Climate change frequently leads to either excessive precipitation or extreme lack of precipitation. Fortunately, fungal filaments help plants deal with droughts by stretching deep into the soil, gathering water and nutrients from a volume 100 times greater than the roots could reach on their own, according to an article published at the University of Texas.
Besides droughts, soil salinity is another environmental hazard. Soil salinity is caused by several factors. For example, irrigation inevitably leads to the salinization of soil according to an article published by the University of Minnesota’s Institute on the Environment. Globally, 33% of irrigated land and over 20% of cultivated land contains soil that has become excessively saline. Also, rising sea levels on low-lying coasts due to climate change may lead to saltwater inundating the area, thus contaminating the soil, and increasing salinity.
Increased soil salinity stresses plants. An article in Plant and Soil reported that “Salt stress hinders photosynthesis resulting in an enormous loss in crop productivity.” Luckily, some mycorrhizal fungi species increase their host plant’s tolerance of salt. An article in Frontiers in Plant Science explains this by stating “Symbiotic fungi can modulate gene expression of the host plant to modify its phenotype to improve the tolerance to abiotic stress factors caused by soil salinity.”
Soil salinity reduces the amount of soil organic carbon according to an article in Environmental Science & Technology. Lower levels of carbon stored in soil result in higher levels of CO2 in the atmosphere and will therefore increase climate change.

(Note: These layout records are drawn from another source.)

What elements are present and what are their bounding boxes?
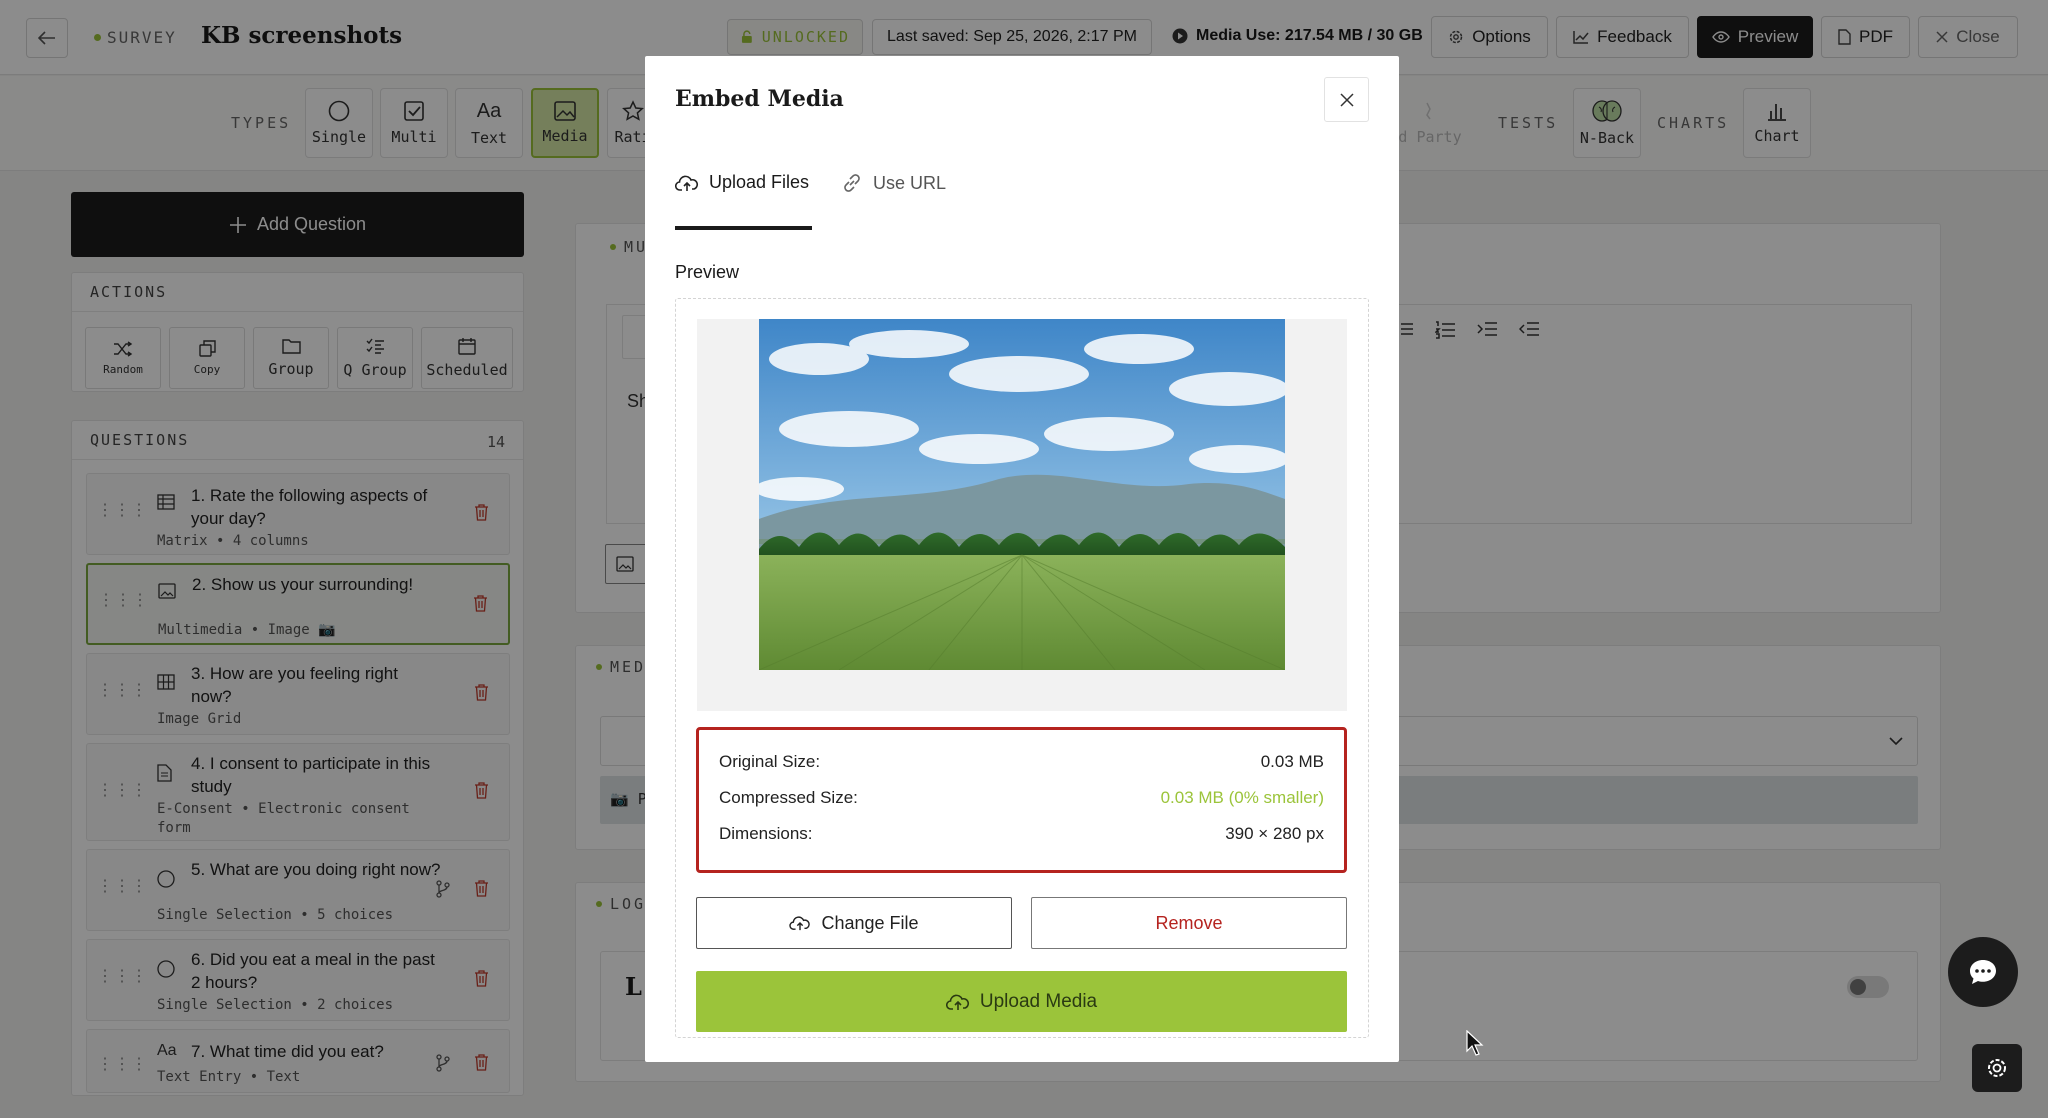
upload-dropzone[interactable]: Original Size: 0.03 MB Compressed Size: … [675, 298, 1369, 1038]
modal-title: Embed Media [675, 86, 844, 112]
tab-use-url[interactable]: Use URL [841, 172, 946, 194]
remove-button[interactable]: Remove [1031, 897, 1347, 949]
compressed-size-row: Compressed Size: 0.03 MB (0% smaller) [719, 788, 1324, 808]
cloud-upload-icon [945, 994, 969, 1010]
image-preview-frame [697, 319, 1347, 711]
mouse-cursor-icon [1466, 1030, 1484, 1056]
dimensions-value: 390 × 280 px [1225, 824, 1324, 843]
original-size-label: Original Size: [719, 752, 821, 771]
upload-media-button[interactable]: Upload Media [696, 971, 1347, 1032]
cloud-upload-icon [675, 175, 698, 191]
modal-close-button[interactable] [1324, 77, 1369, 122]
change-file-label: Change File [821, 912, 919, 933]
original-size-value: 0.03 MB [1260, 752, 1324, 771]
file-info-box: Original Size: 0.03 MB Compressed Size: … [696, 727, 1347, 873]
embed-media-modal: Embed Media Upload Files Use URL Preview [645, 56, 1399, 1062]
preview-label: Preview [675, 262, 740, 282]
upload-media-label: Upload Media [979, 990, 1098, 1012]
chat-button[interactable] [1948, 937, 2018, 1007]
dimensions-label: Dimensions: [719, 824, 813, 843]
gear-icon [1988, 1059, 2006, 1077]
settings-button[interactable] [1972, 1044, 2022, 1092]
change-file-button[interactable]: Change File [696, 897, 1012, 949]
link-icon [844, 174, 860, 192]
original-size-row: Original Size: 0.03 MB [719, 752, 1324, 772]
active-tab-indicator [675, 226, 812, 230]
uploaded-image-preview [759, 319, 1285, 670]
cloud-upload-icon [789, 916, 811, 931]
tab-upload-label: Upload Files [709, 172, 810, 192]
dimensions-row: Dimensions: 390 × 280 px [719, 824, 1324, 844]
close-icon [1339, 92, 1354, 107]
compressed-size-label: Compressed Size: [719, 788, 858, 807]
remove-label: Remove [1155, 912, 1223, 933]
compressed-size-value: 0.03 MB (0% smaller) [1160, 788, 1324, 807]
tab-url-label: Use URL [873, 172, 947, 193]
chat-bubble-icon [1970, 960, 1996, 984]
landscape-image [759, 319, 1285, 670]
tab-upload-files[interactable]: Upload Files [675, 172, 809, 193]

Climate change makes the planet an unhealthy environment for humanity with rising temperatures, droughts, and crop failures. Climate change, fungi, and soil are intertwined together like strands of DNA. What negatively affects one will harm the other two.
Likewise, what benefits one will also benefit the others. Since fungi help to combat climate change, it is necessary to employ agricultural methods that help soil fungi thrive. An added benefit of doing so is that less fossil fuels will be deployed, thus slowing down the greenhouse effect, and this will help combat climate change creating a healthier environment. Healthier fungi lead to healthier soil that leads to healthy plants, people, and a healthier planet.